I'm currently trying to port a wiki extension which uses a Lucene back end to OpenVMS and have hit an issue in the trying to open a file from Lucene's code. I have set up all the Logicals described above but it throws an Exception stating

no segments* file found in org.apache.luc
ene.store.FSDirectory@/rootdir/indexes/search/db.links: files:

Have any of you run into a similar issue while indexing?
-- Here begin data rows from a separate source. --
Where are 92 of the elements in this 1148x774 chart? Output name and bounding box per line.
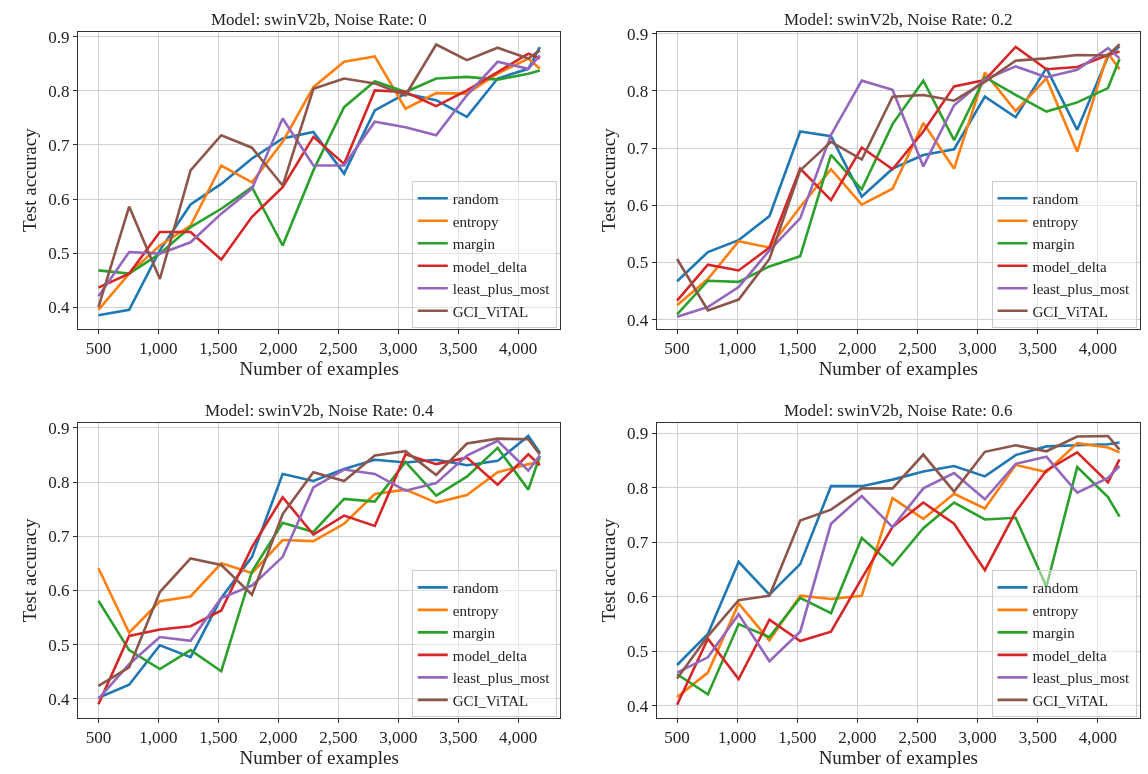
- x-tick-label: 2,000: [838, 728, 877, 748]
- x-axis-title: Number of examples: [818, 358, 978, 380]
- y-tick-label: 0.6: [48, 581, 70, 601]
- y-tick-label: 0.7: [48, 527, 71, 547]
- x-tick-label: 3,000: [958, 728, 997, 748]
- y-tick-label: 0.8: [48, 81, 70, 101]
- y-tick-label: 0.9: [626, 424, 649, 444]
- x-axis-title: Number of examples: [818, 747, 978, 769]
- legend-label: GCI_ViTAL: [452, 303, 529, 320]
- x-tick-label: 3,500: [1018, 339, 1057, 359]
- legend-label: margin: [452, 236, 496, 253]
- y-tick-label: 0.4: [626, 696, 649, 716]
- legend-label: random: [1032, 580, 1079, 597]
- y-tick-label: 0.6: [48, 189, 70, 209]
- y-tick-label: 0.5: [626, 642, 649, 662]
- y-axis-title: Test accuracy: [597, 518, 619, 623]
- x-tick-label: 500: [664, 339, 690, 359]
- x-tick-label: 4,000: [1078, 339, 1118, 359]
- y-tick-label: 0.8: [626, 81, 649, 101]
- legend-label: model_delta: [452, 258, 528, 275]
- x-tick-label: 2,000: [838, 339, 877, 359]
- y-tick-label: 0.5: [626, 253, 649, 273]
- x-tick-label: 1,000: [139, 728, 178, 748]
- x-tick-label: 2,500: [319, 339, 358, 359]
- y-axis-title: Test accuracy: [19, 127, 41, 232]
- x-tick-label: 1,000: [718, 339, 757, 359]
- x-tick-label: 3,000: [379, 728, 418, 748]
- x-tick-label: 3,500: [1018, 728, 1057, 748]
- x-tick-label: 3,500: [439, 728, 478, 748]
- y-axis-title: Test accuracy: [19, 518, 41, 623]
- x-tick-label: 1,000: [718, 728, 757, 748]
- chart-title: Model: swinV2b, Noise Rate: 0.4: [205, 401, 435, 420]
- legend-label: entropy: [452, 213, 500, 230]
- y-tick-label: 0.6: [626, 587, 649, 607]
- x-tick-label: 2,000: [259, 339, 298, 359]
- y-tick-label: 0.4: [48, 689, 71, 709]
- legend-label: random: [1032, 191, 1079, 208]
- x-tick-label: 3,000: [958, 339, 997, 359]
- x-tick-label: 1,500: [199, 728, 238, 748]
- chart-title: Model: swinV2b, Noise Rate: 0: [211, 10, 427, 29]
- x-tick-label: 2,500: [898, 339, 937, 359]
- x-axis-title: Number of examples: [239, 747, 399, 769]
- legend-label: margin: [1032, 236, 1076, 253]
- x-tick-label: 1,500: [778, 339, 817, 359]
- y-tick-label: 0.9: [626, 24, 649, 44]
- y-tick-label: 0.5: [48, 635, 70, 655]
- y-tick-label: 0.7: [626, 139, 649, 159]
- x-tick-label: 1,000: [139, 339, 178, 359]
- y-tick-label: 0.4: [626, 310, 649, 330]
- y-tick-label: 0.7: [48, 135, 71, 155]
- y-tick-label: 0.6: [626, 196, 649, 216]
- legend-label: entropy: [1032, 602, 1079, 619]
- y-tick-label: 0.9: [48, 27, 70, 47]
- x-axis-title: Number of examples: [239, 358, 399, 380]
- x-tick-label: 4,000: [499, 339, 538, 359]
- y-tick-label: 0.8: [48, 472, 70, 492]
- x-tick-label: 1,500: [199, 339, 238, 359]
- legend-label: GCI_ViTAL: [452, 692, 529, 709]
- x-tick-label: 2,500: [898, 728, 937, 748]
- x-tick-label: 1,500: [778, 728, 817, 748]
- x-tick-label: 2,500: [319, 728, 358, 748]
- legend-label: least_plus_most: [1032, 281, 1131, 298]
- x-tick-label: 4,000: [499, 728, 538, 748]
- y-tick-label: 0.7: [626, 533, 649, 553]
- x-tick-label: 500: [85, 339, 112, 359]
- x-tick-label: 500: [664, 728, 690, 748]
- legend-label: margin: [1032, 625, 1076, 642]
- legend-label: model_delta: [452, 647, 528, 664]
- legend-label: random: [452, 580, 499, 597]
- x-tick-label: 3,500: [439, 339, 478, 359]
- y-axis-title: Test accuracy: [597, 127, 619, 232]
- x-tick-label: 2,000: [259, 728, 298, 748]
- legend-label: model_delta: [1032, 647, 1108, 664]
- chart-title: Model: swinV2b, Noise Rate: 0.2: [784, 10, 1013, 29]
- legend-label: margin: [452, 625, 496, 642]
- x-tick-label: 500: [85, 728, 112, 748]
- y-tick-label: 0.8: [626, 478, 649, 498]
- legend-label: least_plus_most: [1032, 670, 1131, 687]
- legend-label: entropy: [1032, 213, 1079, 230]
- legend-label: least_plus_most: [452, 281, 551, 298]
- chart-title: Model: swinV2b, Noise Rate: 0.6: [784, 401, 1013, 420]
- legend-label: least_plus_most: [452, 670, 551, 687]
- x-tick-label: 4,000: [1078, 728, 1118, 748]
- y-tick-label: 0.5: [48, 244, 70, 264]
- y-tick-label: 0.4: [48, 298, 71, 318]
- legend-label: GCI_ViTAL: [1032, 692, 1108, 709]
- legend-label: entropy: [452, 602, 500, 619]
- legend-label: model_delta: [1032, 258, 1108, 275]
- y-tick-label: 0.9: [48, 418, 70, 438]
- legend-label: random: [452, 191, 499, 208]
- legend-label: GCI_ViTAL: [1032, 303, 1108, 320]
- x-tick-label: 3,000: [379, 339, 418, 359]
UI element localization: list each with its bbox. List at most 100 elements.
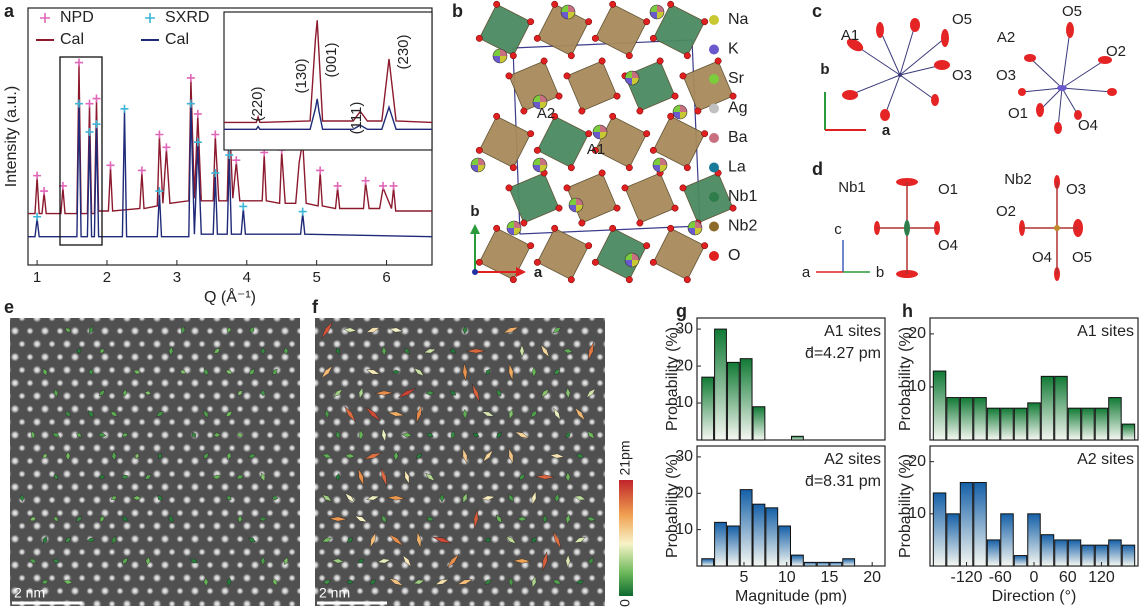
axis-label: a — [802, 264, 811, 281]
histogram-bar — [726, 361, 740, 441]
annotation: A2 sites — [824, 451, 881, 468]
axis-label: b — [470, 203, 479, 220]
arrow — [508, 447, 514, 465]
arrow — [226, 495, 232, 501]
arrow — [333, 388, 343, 398]
a-site-outline — [492, 48, 508, 64]
a-site-outline — [624, 70, 640, 86]
oxygen-atom — [643, 18, 651, 26]
oxygen-atom — [493, 224, 501, 232]
arrow — [97, 432, 107, 438]
arrow — [576, 579, 584, 585]
x-tick-label: 6 — [382, 269, 390, 286]
oxygen-atom — [567, 52, 575, 60]
arrow — [111, 451, 117, 461]
data-marker — [361, 176, 370, 185]
data-marker — [232, 156, 241, 165]
legend-label: NPD — [60, 9, 94, 26]
octahedron — [566, 60, 618, 112]
x-tick-label: 5 — [740, 569, 749, 586]
a-site-outline — [506, 220, 522, 236]
arrow — [180, 326, 186, 334]
legend-label: SXRD — [165, 9, 209, 26]
atom-label: O3 — [1066, 181, 1086, 198]
oxygen-atom — [679, 72, 687, 80]
a-site-outline — [687, 220, 703, 236]
x-tick-label: 10 — [778, 569, 796, 586]
data-marker — [75, 58, 84, 67]
panel-label: a — [4, 1, 15, 21]
x-axis-label: Direction (°) — [992, 588, 1077, 605]
data-marker — [186, 99, 195, 108]
arrow — [225, 410, 233, 418]
peak-label: (130) — [293, 58, 310, 93]
atom-label: A1 — [841, 27, 859, 44]
atom-label: Nb2 — [1004, 171, 1032, 188]
arrow — [392, 369, 400, 375]
histogram-bar — [1000, 513, 1014, 567]
data-marker — [379, 181, 388, 190]
atom-label: O5 — [1062, 3, 1082, 20]
x-tick-label: 15 — [821, 569, 839, 586]
oxygen-atom — [701, 18, 709, 26]
histogram-bar — [1000, 407, 1014, 441]
data-marker — [162, 143, 171, 152]
atom-label: O2 — [1106, 43, 1126, 60]
histogram-bar — [1027, 513, 1041, 567]
a-site-atom — [568, 5, 575, 12]
a-site-outline — [652, 157, 668, 173]
oxygen-atom — [551, 224, 559, 232]
oxygen-atom — [649, 34, 657, 42]
oxygen-atom — [598, 57, 606, 65]
histogram-bar — [842, 558, 856, 567]
arrow — [365, 407, 381, 421]
histogram-bar — [739, 358, 753, 441]
oxygen-atom — [683, 276, 691, 284]
arrow — [144, 390, 152, 396]
a-site-atom — [660, 165, 667, 172]
legend-swatch — [709, 192, 719, 202]
arrow — [542, 551, 548, 571]
arrow — [19, 494, 25, 502]
arrow — [86, 537, 96, 543]
arrow — [30, 430, 36, 440]
annotation: A1 sites — [824, 323, 881, 340]
arrow — [53, 388, 59, 398]
histogram-bar — [714, 521, 727, 567]
a-site-atom — [600, 132, 607, 139]
oxygen-atom — [679, 184, 687, 192]
scale-bar-label: 2 nm — [319, 585, 350, 601]
histogram-bar — [701, 376, 715, 441]
a-site-atom — [657, 5, 664, 12]
x-tick-label: 20 — [863, 569, 881, 586]
arrow — [212, 474, 222, 480]
oxygen-atom — [567, 276, 575, 284]
a-site-atom — [625, 78, 632, 85]
histogram-bar — [959, 482, 974, 567]
arrow — [496, 389, 502, 397]
legend-swatch — [709, 162, 719, 173]
arrow — [203, 452, 209, 460]
data-marker — [193, 109, 202, 118]
a-site-atom — [625, 260, 632, 267]
histogram-bar — [701, 558, 715, 567]
histogram-bar — [1054, 375, 1068, 441]
panel-label: h — [902, 301, 913, 321]
y-axis-label: Probability (%) — [664, 327, 681, 431]
peak-label: (111) — [348, 102, 365, 135]
arrow — [565, 553, 571, 569]
arrow — [226, 451, 232, 461]
displacement-arrows — [19, 321, 596, 589]
oxygen-atom — [551, 0, 559, 8]
arrow — [157, 452, 163, 460]
oxygen-atom — [671, 92, 679, 100]
arrow — [519, 344, 525, 358]
a-site-atom — [688, 221, 695, 228]
oxygen-atom — [555, 92, 563, 100]
atom-label: Nb1 — [838, 179, 866, 196]
arrow — [388, 577, 404, 587]
arrow — [540, 388, 550, 398]
oxygen-atom — [578, 219, 586, 227]
histogram-bar — [752, 406, 766, 441]
data-marker — [33, 171, 42, 180]
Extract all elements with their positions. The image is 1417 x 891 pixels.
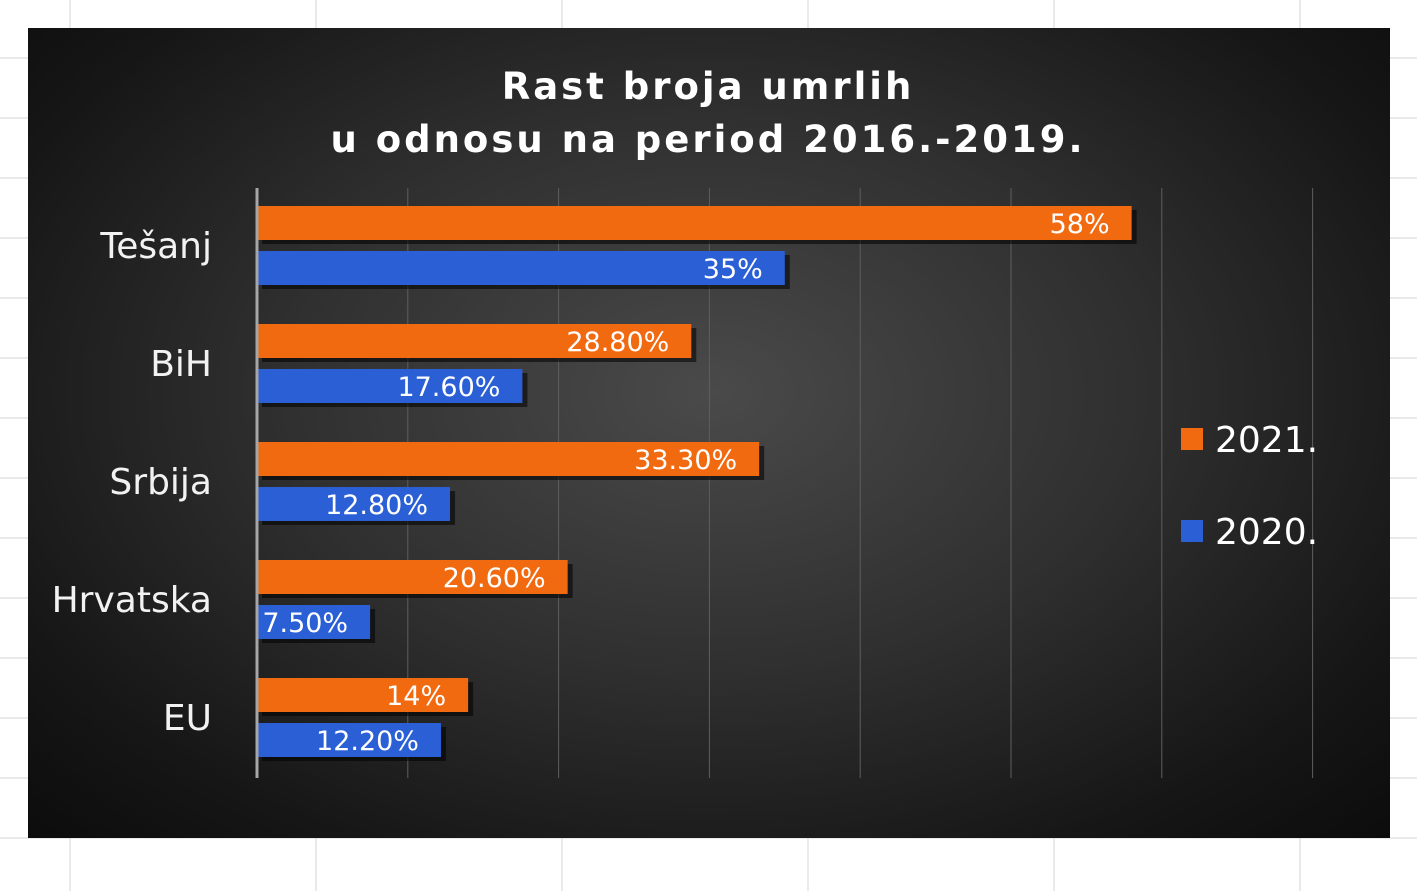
bar-series-2[interactable] <box>257 723 441 757</box>
data-label: 20.60% <box>443 563 546 594</box>
category-label: Tešanj <box>99 226 212 267</box>
category-label: Hrvatska <box>52 580 212 621</box>
bar-series-1[interactable] <box>257 206 1132 240</box>
data-label: 12.20% <box>316 726 419 757</box>
chart-title-line-2: u odnosu na period 2016.-2019. <box>330 118 1085 161</box>
bar-series-1[interactable] <box>257 560 568 594</box>
data-label: 35% <box>703 254 763 285</box>
legend-label: 2021. <box>1215 420 1318 461</box>
data-label: 17.60% <box>397 372 500 403</box>
data-label: 58% <box>1050 209 1110 240</box>
legend-label: 2020. <box>1215 512 1318 553</box>
category-label: EU <box>163 698 212 739</box>
data-label: 28.80% <box>566 327 669 358</box>
bars: 58% 35% 28.80% 17.60% 33.30% 12.80% 20.60% 7.50… <box>255 188 1137 778</box>
category-label: Srbija <box>109 462 212 503</box>
category-labels: Tešanj BiH Srbija Hrvatska EU <box>52 226 212 739</box>
bar-series-2[interactable] <box>257 251 785 285</box>
legend-swatch <box>1181 428 1203 450</box>
bar-series-1[interactable] <box>257 678 469 712</box>
category-label: BiH <box>150 344 212 385</box>
data-label: 12.80% <box>325 490 428 521</box>
bar-series-1[interactable] <box>257 324 692 358</box>
bar-chart: Rast broja umrlih u odnosu na period 201… <box>52 65 1318 778</box>
legend-swatch <box>1181 520 1203 542</box>
chart-area[interactable]: Rast broja umrlih u odnosu na period 201… <box>28 28 1390 838</box>
bar-series-1[interactable] <box>257 442 760 476</box>
bar-series-2[interactable] <box>257 487 451 521</box>
legend[interactable]: 2021. 2020. <box>1181 420 1318 553</box>
chart-title-line-1: Rast broja umrlih <box>502 65 915 108</box>
bar-series-2[interactable] <box>257 369 523 403</box>
data-label: 14% <box>386 681 446 712</box>
bar-series-2[interactable] <box>257 605 371 639</box>
data-label: 33.30% <box>634 445 737 476</box>
data-label: 7.50% <box>262 608 348 639</box>
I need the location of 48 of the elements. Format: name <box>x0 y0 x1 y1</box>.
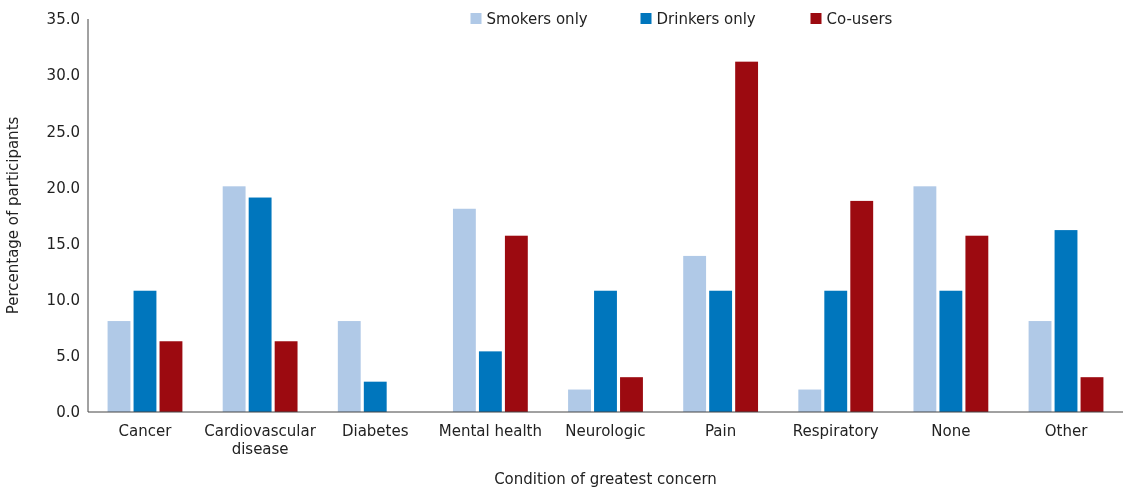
y-tick-label: 25.0 <box>46 122 80 141</box>
bar <box>683 255 707 412</box>
x-tick-label: Diabetes <box>341 422 409 440</box>
bar <box>222 186 246 412</box>
x-tick-label: Cardiovascular disease <box>204 422 317 458</box>
x-tick-label: Other <box>1044 422 1089 440</box>
y-tick-label: 30.0 <box>46 66 80 85</box>
bar <box>452 208 476 412</box>
bar <box>133 290 157 412</box>
bar <box>850 200 874 412</box>
x-axis-title: Condition of greatest concern <box>494 470 717 488</box>
bar <box>478 351 502 412</box>
y-tick-label: 0.0 <box>56 403 80 422</box>
bar <box>159 341 183 412</box>
bar <box>824 290 848 412</box>
x-tick-label: Pain <box>705 422 737 440</box>
bar <box>504 235 528 412</box>
bar <box>107 321 131 412</box>
bar <box>798 389 822 412</box>
bar <box>735 61 759 412</box>
bar <box>363 381 387 412</box>
bar <box>709 290 733 412</box>
bar <box>1028 321 1052 412</box>
bar <box>939 290 963 412</box>
x-tick-label: Mental health <box>438 422 542 440</box>
bar <box>913 186 937 412</box>
y-axis-title: Percentage of participants <box>4 116 22 315</box>
bar <box>965 235 989 412</box>
x-tick-label: Cancer <box>118 422 173 440</box>
bar <box>337 321 361 412</box>
legend-label: Smokers only <box>486 10 588 29</box>
bar <box>620 377 643 412</box>
y-tick-label: 10.0 <box>46 290 80 309</box>
x-tick-label: None <box>931 422 971 440</box>
x-tick-label: Respiratory <box>792 422 879 440</box>
bar <box>568 389 591 412</box>
legend-label: Drinkers only <box>656 10 756 29</box>
bar <box>248 197 272 412</box>
bar <box>1054 230 1078 412</box>
y-tick-label: 15.0 <box>46 234 80 253</box>
y-tick-label: 5.0 <box>56 347 80 366</box>
bar <box>274 341 298 412</box>
y-tick-label: 20.0 <box>46 178 80 197</box>
bar <box>594 290 617 412</box>
y-tick-label: 35.0 <box>46 10 80 29</box>
x-tick-label: Neurologic <box>565 422 646 440</box>
bar <box>1080 377 1104 412</box>
legend-label: Co-users <box>826 10 893 29</box>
Is there a logical which could aid me in this or do I need to dive into the Lucene code?

Rishi Singhal
Occasional Advisor

Re: Lucene, Solr and filepaths

Hi Doug,

Here are my theories for
>>no segments* file found in org.apache.lucene.store.FSDirectory@/rootdir/indexes/search/db.links: files:

1. In Lucene code the Exception that is thrown is
throw new FileNotFoundException("no segments* file found in " + directory + ": files:" + s);
where "org.apache.lucene.store.FSDirectory" is the path of the class and the directory being searched is
/rootdir/indexes/search/db.links

"db.links" looks wrong here and should be "db/links"

2. Check if the wiki extension has a directory as db^.links.dir . Modify it to two seperate directories (db.dir and inside it links.dir)and see if indexing works.

3. Check if in your wiki extension the string "db.links" gets appended to the index directory path


Regards,
Rishi